A medio camino entre Oporto y Braga hay una ciudad que está viviendo un sueño desde hace apenas unas semanas. Una ciudad de 140.000 habitantes, Vila Nova da Famalicão, la vigésima más poblada en tierras portuguesas, está en boca de todos por culpa de su equipo de fútbol. ¿La razón? Ver al Futebol Clube Famalicão por delante del Benfica, del Oporto y del Sporting, por delante de todos, de hecho; encabezando la tabla de la primera división lusa. Es cierto, quizá sea demasiado pronto para confabular con un nuevo Leicester, precipitado para soñar con la reencarnación del mejor Forest o con una epopeya como la de los griegos en el verano de 2004, pero la historia reciente de este club, y su presente, nos dan muchos motivos para resaltar su excelente inicio de curso.

Desde 1994 hasta el ascenso logrado en la pasada primavera, el Famalicão llevaba un cuarto de siglo deambulando muy lejos de la élite del fútbol nacional. En la 2008-09, la entidad tocó fondo y pasó un año en la quinta división lusa. Una década después, la situación ha dado un giro de 180 grados gracias, en parte, a la llegada del empresario israelí Idan Ofer al club como máximo accionista -también poseedor del 32% de las acciones del Atlético de Madrid-, con el objetivo de hacer del Famalicão uno de los clubes con mejor presente y futuro dentro de las fronteras lusas. Para alcanzar las ambiciosas metas marcadas, la entidad tiene clara la fórmula del éxito: gastar poco -nada, en realidad-, formar jóvenes futbolistas y exportarlos a las mejores escuadras del continente.
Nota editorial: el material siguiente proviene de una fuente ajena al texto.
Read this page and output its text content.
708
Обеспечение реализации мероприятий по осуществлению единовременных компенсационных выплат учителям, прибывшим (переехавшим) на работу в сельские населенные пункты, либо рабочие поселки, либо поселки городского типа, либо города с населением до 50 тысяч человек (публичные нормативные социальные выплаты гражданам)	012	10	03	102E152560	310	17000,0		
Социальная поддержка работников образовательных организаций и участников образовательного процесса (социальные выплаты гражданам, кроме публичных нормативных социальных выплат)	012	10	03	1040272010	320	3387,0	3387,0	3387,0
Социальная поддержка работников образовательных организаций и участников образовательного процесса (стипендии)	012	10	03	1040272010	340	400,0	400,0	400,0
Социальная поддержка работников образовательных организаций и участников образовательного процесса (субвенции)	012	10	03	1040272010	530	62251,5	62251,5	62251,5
Así, con esta idea marcada a fuego en sus cabezas, el Famalicão lleva más de un lustro sin rascarse el bolsillo para que un nuevo futbolista vista su camiseta. O categorías inferiores o cesiones o jugadores libres de contrato. Nada más. Y de esta manera, el vestuario del acogedor Estádio Municipal 22 de Junho, de 5.300 espectadores, cuenta con la media de edad más baja de la primera división de Portugal -23 años-, con futbolistas de diez nacionalidades distintas, con solo seis portugueses y con una decena de jugadores a préstamo, entre ellos, Nehuén Pérez y Nicolás Schiappacasse, del Atlético, y Álex Centelles y Uros Racic, del Valencia. Y sí, por si lo dudabais, Jorge Mendes tiene mucho que ver en alguno de los recientes préstamos de los ‘Azuls e Brancos’.

 

El Famalicão tiene clara la fórmula del éxito: gastar poco -nada, en realidad-, formar jóvenes futbolistas y exportarlos a las mejores escuadras del continente

 

Para darle más mérito, si cabe, al buen arranque de temporada, al mando de esta nave de futbolistas llegados de aquí y de allá está un técnico que se enfrenta por primera vez al reto de ser primer entrenador en el fútbol profesional. A sus 48 años, Joao Pedro Sousa inicia una aventura en solitario después de siete años como ayudante de Marco Silva, sumando experiencias por Portugal, Grecia e Inglaterra. Y las cosas, de momento, no pueden irle mejor al técnico de origen angoleño. Con un 4-3-3 como esquema fijo, Sousa le ha dado en muy poco tiempo un estilo a un equipo plagado de caras nuevas. El buen trato del balón, un juego atractivo y llevar la iniciativa del partido son las señas de identidad de un conjunto que está sorprendiendo a propios y extraños por los buenos ratos de fútbol que está regalando a los aficionados portugueses.

Ya van cinco jornadas y nadie ha conseguido imponerse aún al inesperado líder de Portugal. Sus cuatro victorias -ante Santa Clara, Rio Ave, Desportivo Aves y Paços de Ferreira- y el empate cosechado contra el Guimaraes sitúan al Famalicão un punto por delante de Benfica y Oporto. El próximo lunes, la primera prueba de fuego para los de Joao Pedro Sousa: la visita al José Alvalade para enfrentarse al Sporting de Portugal. Sí, todavía es muy pronto para fantasear, pero como nadie puede impedirles hacerlo, dejemos que la gente de Vila Nova da Famalicão siga soñando con emular a Boavista y Os Belenenses, los únicos que un día, hace ya demasiado, se atrevieron a compartir mantel con ‘Os Tres Grandes’ de Portugal.